Bacterial sleeping and waking up mechanisms

Bacterial sleeping and waking up mechanisms


Researchers identified a mechanism of how sleepy bacteria wake up. This finding is important, as sleepy cells are often responsible for the stubbornness of chronic infections. Findings published in Molecular Cell reveal new perspectives on how to treat chronic infections, for example by forcing bacteria to wake up.

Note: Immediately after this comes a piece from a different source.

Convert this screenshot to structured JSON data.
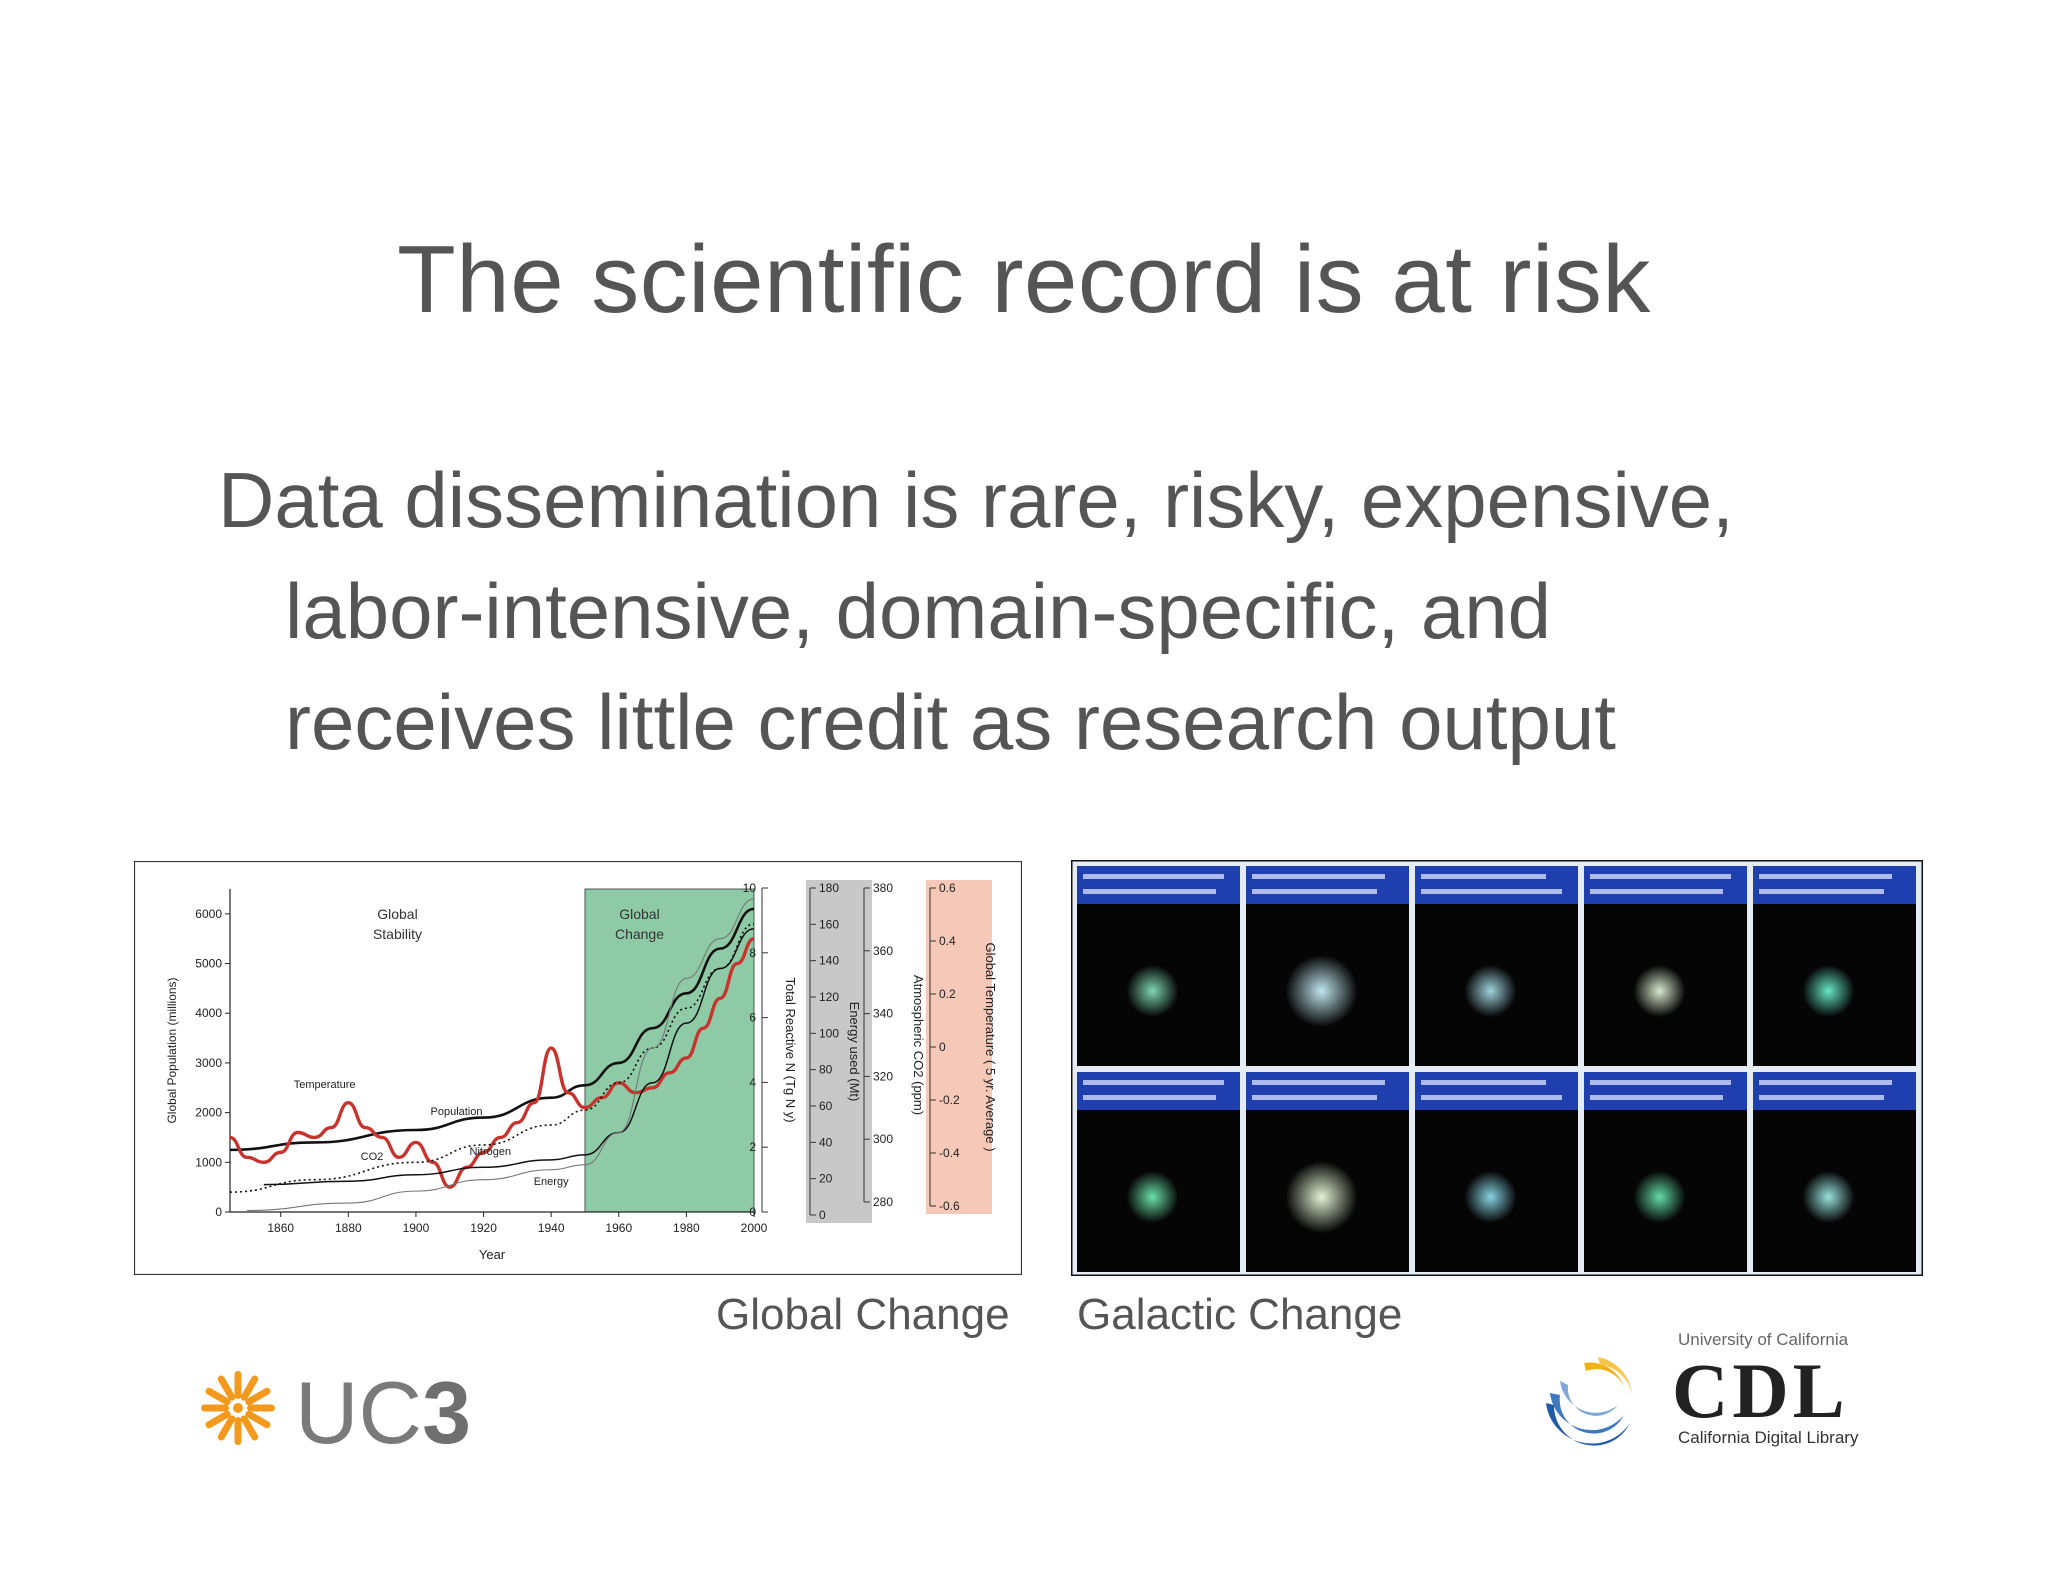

Bacteria are able to fall into a deep sleep. These sleeping bacteria are called 'persisters' and they can be found in every type of bacterial population studied so far, including important human pathogens. From a patient's point of view, persisters are unwanted as their sleeping state makes them insensitive to antibiotics.

These sleeping bacteria may wake up spontaneously and colonize the host leading to a return of the infection. Hence, persisters are associated with the failure of antibiotic therapy when they are not killed by the immune system. Until now, it was unknown how these cells were able to revert from dormant to active state. These new results provide insight into how persisters wake up.

To investigate how persisters wake up, the scientists used an E. coli model system based on HokB. HokB is a peptide - a small cousin of proteins - which is known to promote the development of persister cells by forming pores in the bacterial cell membrane. This results into a rapid loss of energy, pushing the bacteria into a low energy state or deep sleep. Importantly, this pore formation is only possible when two HokB peptides are linked together. HokB dimerization by the oxidoreductase DsbA is essential for pore formation and peptide stability. The awakening of these sleeping bacteria is possible only when the link between the peptides is broken. This in turn breaks up the pore. Pores are disassembled via DsbC-mediated monomerization, which targets HokB for DegQ-mediated degradation. Pore disassembly allows membrane repolarization by the electron transport chain, supporting cells to resume growth. Only when the pore is degraded, cells are able to energize again by consuming available nutrients.

Lead author says: "You can compare this process with a punctured tire: you take out the spike first, and then inflate it again. Doing it the other way around does not make sense."

Persister cells are responsible for chronic infections that keep returning. Examples are urinary tract infections by Escherichia coli, lung infections in cystic fibrosis patients by Pseudomonas aeruginosa, or tuberculosis by Mycobacterium tuberculosis. How persister cells wake up is a long-standing question in persistence research. This work is the first to provide a detailed mechanistic understanding of an awakening mechanism and opens up new perspectives on how to stimulate awakening of deeply dormant cells.